The Mets lost two out of three to the Braves, which isn’t a complete disaster, but the games were filled with baserunning blunders, fielding miscues and all around sloppy play. The good news is that they’re showing they have some fight in them by coming from behind the last two games (but falling short yesterday). But we’ll start with the bad news.

The whole team has turned into Marvelous Marv Throneberry on the bases and in the field. On Monday night, it was David Wright and Jose Reyes making key errors that led to the loss, and Daniel Murphy missed the cutoff man allowing runners to move up into scoring position.

On Tuesday, Alex Cora was forced out on a “single” to left, Reyes was thrown out by 20 feet trying to stretch a double into a triple (though replays showed he was actually safe—so if they ump blew the call on Carlos Beltran’s stolen base in the 10th inning, it all evened out; or maybe it was the Mets who were owed by the baseball gods for all those bad calls in the Phillies series, right Chipper?) and Fernando Tatis was picked off first.

On Wednesday, Reyes was at it again, getting thrown out at third trying to advance on a groundball to short and then happy-assing his way around the bases on his 12th-inning double.  And Wright made another costly error.

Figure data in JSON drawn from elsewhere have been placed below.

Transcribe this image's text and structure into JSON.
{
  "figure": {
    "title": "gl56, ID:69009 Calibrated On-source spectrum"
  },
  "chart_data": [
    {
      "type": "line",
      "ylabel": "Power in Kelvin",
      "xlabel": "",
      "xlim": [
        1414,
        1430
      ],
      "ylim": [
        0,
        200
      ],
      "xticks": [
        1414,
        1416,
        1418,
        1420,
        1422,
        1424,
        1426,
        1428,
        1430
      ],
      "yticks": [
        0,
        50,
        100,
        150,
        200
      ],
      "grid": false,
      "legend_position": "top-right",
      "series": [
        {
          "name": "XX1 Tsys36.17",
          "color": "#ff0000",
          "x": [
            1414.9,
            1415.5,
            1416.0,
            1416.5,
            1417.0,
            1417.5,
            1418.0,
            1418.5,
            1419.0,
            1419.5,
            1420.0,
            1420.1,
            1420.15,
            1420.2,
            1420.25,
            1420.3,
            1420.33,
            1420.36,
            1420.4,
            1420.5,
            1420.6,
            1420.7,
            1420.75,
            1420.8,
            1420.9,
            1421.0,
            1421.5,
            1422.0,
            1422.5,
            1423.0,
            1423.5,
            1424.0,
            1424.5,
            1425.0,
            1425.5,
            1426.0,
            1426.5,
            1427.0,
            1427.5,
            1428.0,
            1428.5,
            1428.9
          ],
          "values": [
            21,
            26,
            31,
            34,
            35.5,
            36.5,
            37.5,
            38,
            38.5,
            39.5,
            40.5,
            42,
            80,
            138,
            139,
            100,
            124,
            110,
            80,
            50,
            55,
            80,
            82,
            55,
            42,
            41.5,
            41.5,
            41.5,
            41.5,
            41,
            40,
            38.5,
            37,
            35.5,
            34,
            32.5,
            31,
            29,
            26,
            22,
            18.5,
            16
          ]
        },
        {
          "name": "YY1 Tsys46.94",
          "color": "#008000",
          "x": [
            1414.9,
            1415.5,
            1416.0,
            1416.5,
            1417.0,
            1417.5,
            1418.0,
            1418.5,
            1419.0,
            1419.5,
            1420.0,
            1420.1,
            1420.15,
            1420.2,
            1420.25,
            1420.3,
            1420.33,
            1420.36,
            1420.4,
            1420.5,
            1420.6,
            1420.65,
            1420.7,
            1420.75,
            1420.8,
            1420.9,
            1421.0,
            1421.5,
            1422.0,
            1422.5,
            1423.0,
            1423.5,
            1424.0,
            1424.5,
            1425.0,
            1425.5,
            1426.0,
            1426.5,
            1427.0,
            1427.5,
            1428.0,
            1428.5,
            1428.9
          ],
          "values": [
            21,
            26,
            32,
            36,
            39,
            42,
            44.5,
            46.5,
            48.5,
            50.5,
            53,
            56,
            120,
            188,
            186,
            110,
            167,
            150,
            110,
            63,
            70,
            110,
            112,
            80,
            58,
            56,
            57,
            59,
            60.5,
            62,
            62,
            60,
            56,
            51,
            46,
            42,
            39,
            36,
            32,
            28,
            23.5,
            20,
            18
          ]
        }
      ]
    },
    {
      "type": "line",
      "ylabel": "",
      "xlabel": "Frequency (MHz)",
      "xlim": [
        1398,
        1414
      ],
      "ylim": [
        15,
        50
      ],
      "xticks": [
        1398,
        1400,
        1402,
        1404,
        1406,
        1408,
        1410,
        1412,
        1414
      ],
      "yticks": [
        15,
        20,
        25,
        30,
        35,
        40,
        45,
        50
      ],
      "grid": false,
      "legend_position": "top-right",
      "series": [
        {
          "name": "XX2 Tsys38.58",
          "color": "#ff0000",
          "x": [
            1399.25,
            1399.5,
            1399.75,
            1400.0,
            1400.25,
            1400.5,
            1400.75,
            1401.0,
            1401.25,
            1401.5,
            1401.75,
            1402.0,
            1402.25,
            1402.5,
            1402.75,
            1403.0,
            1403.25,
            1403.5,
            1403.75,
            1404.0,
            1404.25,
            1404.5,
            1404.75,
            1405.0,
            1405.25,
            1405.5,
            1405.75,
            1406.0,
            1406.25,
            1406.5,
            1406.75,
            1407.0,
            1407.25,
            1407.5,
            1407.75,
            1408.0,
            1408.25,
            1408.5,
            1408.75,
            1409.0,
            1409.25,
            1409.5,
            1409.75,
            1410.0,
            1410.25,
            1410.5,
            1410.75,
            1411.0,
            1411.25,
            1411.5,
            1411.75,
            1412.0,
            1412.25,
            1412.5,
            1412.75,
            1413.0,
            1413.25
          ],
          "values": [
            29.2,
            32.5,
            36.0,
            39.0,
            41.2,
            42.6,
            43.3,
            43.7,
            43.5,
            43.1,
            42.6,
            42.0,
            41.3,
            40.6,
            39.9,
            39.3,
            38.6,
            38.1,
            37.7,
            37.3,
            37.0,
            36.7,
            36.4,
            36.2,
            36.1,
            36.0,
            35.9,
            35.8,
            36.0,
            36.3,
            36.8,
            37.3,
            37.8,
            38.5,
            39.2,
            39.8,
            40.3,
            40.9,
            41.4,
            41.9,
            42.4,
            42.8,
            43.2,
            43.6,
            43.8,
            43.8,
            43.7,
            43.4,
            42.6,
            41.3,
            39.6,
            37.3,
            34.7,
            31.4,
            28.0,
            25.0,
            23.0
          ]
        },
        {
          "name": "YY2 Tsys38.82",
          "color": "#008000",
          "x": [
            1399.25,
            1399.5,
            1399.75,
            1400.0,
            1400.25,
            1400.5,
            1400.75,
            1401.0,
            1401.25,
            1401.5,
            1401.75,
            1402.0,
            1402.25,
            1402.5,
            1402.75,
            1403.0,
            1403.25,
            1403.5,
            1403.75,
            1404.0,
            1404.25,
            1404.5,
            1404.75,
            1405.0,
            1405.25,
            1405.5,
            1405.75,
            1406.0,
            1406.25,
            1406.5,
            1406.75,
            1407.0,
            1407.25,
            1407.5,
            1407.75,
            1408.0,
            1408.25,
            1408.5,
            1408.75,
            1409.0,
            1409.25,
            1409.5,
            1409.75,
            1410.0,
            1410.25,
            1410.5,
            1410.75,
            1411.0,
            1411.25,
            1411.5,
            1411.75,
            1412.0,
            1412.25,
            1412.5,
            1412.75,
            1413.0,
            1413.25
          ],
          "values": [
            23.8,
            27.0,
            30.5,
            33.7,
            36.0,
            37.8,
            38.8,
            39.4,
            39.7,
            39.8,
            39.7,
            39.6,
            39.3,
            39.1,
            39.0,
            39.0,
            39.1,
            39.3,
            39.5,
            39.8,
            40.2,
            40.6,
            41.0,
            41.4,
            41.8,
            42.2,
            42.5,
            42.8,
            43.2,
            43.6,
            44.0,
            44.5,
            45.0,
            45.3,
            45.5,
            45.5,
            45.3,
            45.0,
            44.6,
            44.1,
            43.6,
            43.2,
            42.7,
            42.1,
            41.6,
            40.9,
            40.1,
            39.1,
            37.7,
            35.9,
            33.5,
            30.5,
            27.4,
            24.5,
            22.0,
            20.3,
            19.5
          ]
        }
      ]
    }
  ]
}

At least all this is fixable. We hope. Jerry Manuel says, “We are going to have to pay close attention to those things. In order to be a good team and a speed team, you need to be aggressive but you have to play smart. And we’re not playing very smart at this point.” Well, they better smarten up fast. And does anybody on the team know how to slide?

Beltran cost the Mets a game when he didn’t slide, Carlos Delgado injured himself by sliding and may now have to go on the DL and Wright was thrown out at home this week on a sacrifice fly by trying that slide-around-the-plate thing that’s all the rage.

If he would have slid right into home, spikes first, he may have jarred the ball or glove loose and could have even taken Brian McCann’s arm off for good measure. That’s the way you do it. Can the Mets ever take out a catcher or slide hard into a base?

The good news is the team is coming from behind and not meekly finishing out games. They don’t fall apart at the first sign of adversity anymore. But if they keep playing the game like Marvelous Marv, they’re going to start losing a lot. And they don’t have time to go back to spring training and learn the basic fundamentals of the game.